As University of Minnesota Professor Timothy R. Johnson explained, "this is not a done deal at all." Johnson says the Supreme Court decisions won't immediately change much for same-sex couples in Minnesota.
Some changes will take effect when same-sex couples can legally marry on Aug. 1. Johnson says the changes mostly fall into a few key categories -- income taxes, estate taxes and federal benefits like social security. But when it comes to benefits through a private employer, like health insurance, things get tricky.
"Your private company, if you work for a private company, does not necessarily have to give you those benefits," Johnson explained.

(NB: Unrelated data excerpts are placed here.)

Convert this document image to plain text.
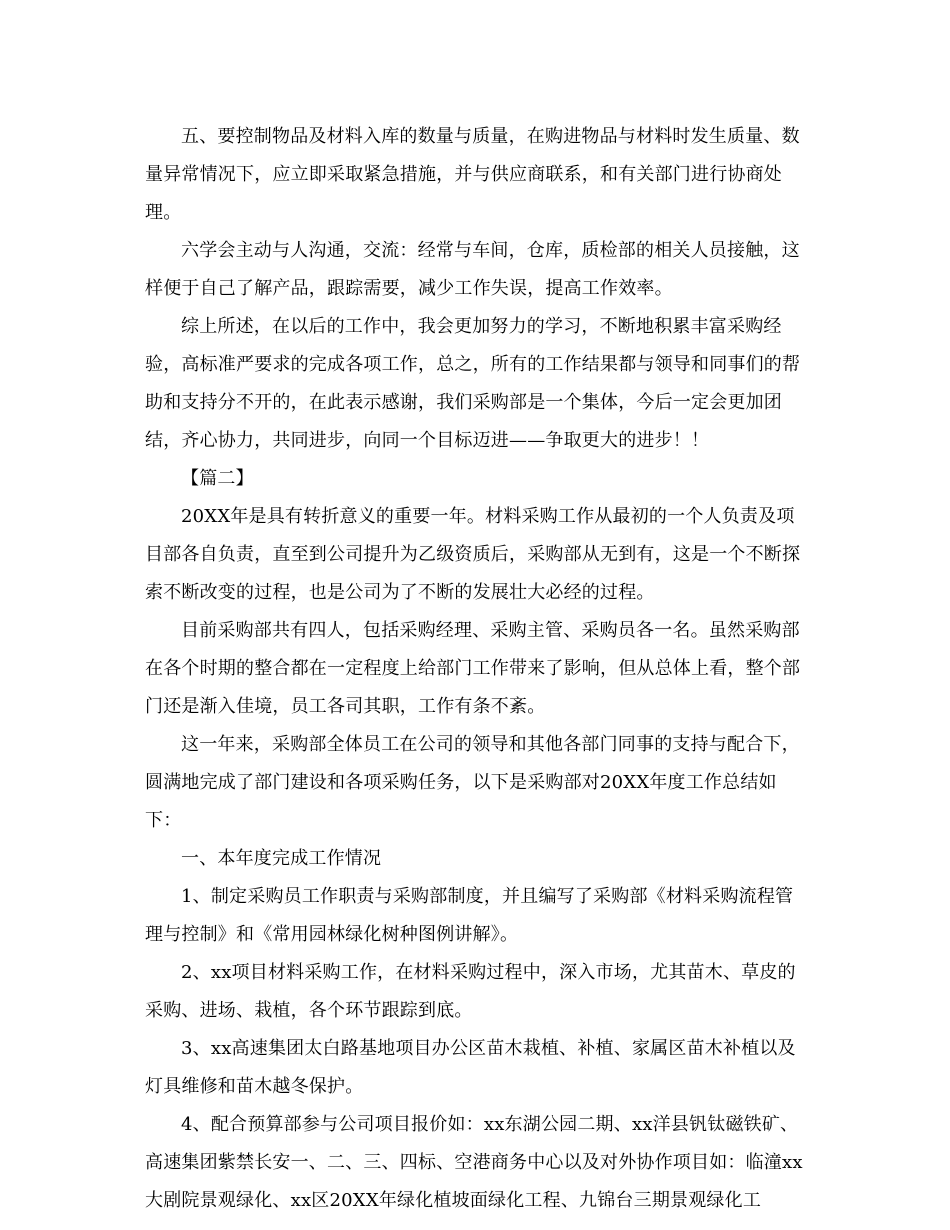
五、要控制物品及材料入库的数量与质量，在购进物品与材料时发生质量、数量异常情况下，应立即采取紧急措施，并与供应商联系，和有关部门进行协商处理。

六学会主动与人沟通，交流：经常与车间，仓库，质检部的相关人员接触，这样便于自己了解产品，跟踪需要，减少工作失误，提高工作效率。

综上所述，在以后的工作中，我会更加努力的学习，不断地积累丰富采购经验，高标准严要求的完成各项工作，总之，所有的工作结果都与领导和同事们的帮助和支持分不开的，在此表示感谢，我们采购部是一个集体，今后一定会更加团结，齐心协力，共同进步，向同一个目标迈进——争取更大的进步！！

【篇二】

20XX年是具有转折意义的重要一年。材料采购工作从最初的一个人负责及项目部各自负责，直至到公司提升为乙级资质后，采购部从无到有，这是一个不断探索不断改变的过程，也是公司为了不断的发展壮大必经的过程。

目前采购部共有四人，包括采购经理、采购主管、采购员各一名。虽然采购部在各个时期的整合都在一定程度上给部门工作带来了影响，但从总体上看，整个部门还是渐入佳境，员工各司其职，工作有条不紊。

这一年来，采购部全体员工在公司的领导和其他各部门同事的支持与配合下，圆满地完成了部门建设和各项采购任务，以下是采购部对20XX年度工作总结如下：

一、本年度完成工作情况

1、制定采购员工作职责与采购部制度，并且编写了采购部《材料采购流程管理与控制》和《常用园林绿化树种图例讲解》。

2、xx项目材料采购工作，在材料采购过程中，深入市场，尤其苗木、草皮的采购、进场、栽植，各个环节跟踪到底。

3、xx高速集团太白路基地项目办公区苗木栽植、补植、家属区苗木补植以及灯具维修和苗木越冬保护。

4、配合预算部参与公司项目报价如：xx东湖公园二期、xx洋县钒钛磁铁矿、高速集团紫禁长安一、二、三、四标、空港商务中心以及对外协作项目如：临潼xx大剧院景观绿化、xx区20XX年绿化植坡面绿化工程、九锦台三期景观绿化工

He thinks more litigation will have to be filed before private companies are forced to act.
"I can almost guarantee you those lawsuits are probably being initiated today or tomorrow or within the next week or so," he said.
It's a different story if someone in a same-sex relationship is a federal employee. In that case, federal benefits, including health insurance, will be made available to married same-sex couples.
Overall, Johnson says the court rulings represent an important step for Minnesota's same-sex couples -- but it's not the end of the road.
"The story has not ended," he said. "Period. It hasn't ended, but the momentum is clearly in favor of legalizing gay marriage for the entire country within the coming years."
Johnson thinks an eventual Supreme Court decision that would legalize gay marriage throughout the country is likely. However, he says the ruling would probably be a result of new litigation and would therefore be about three to five years away.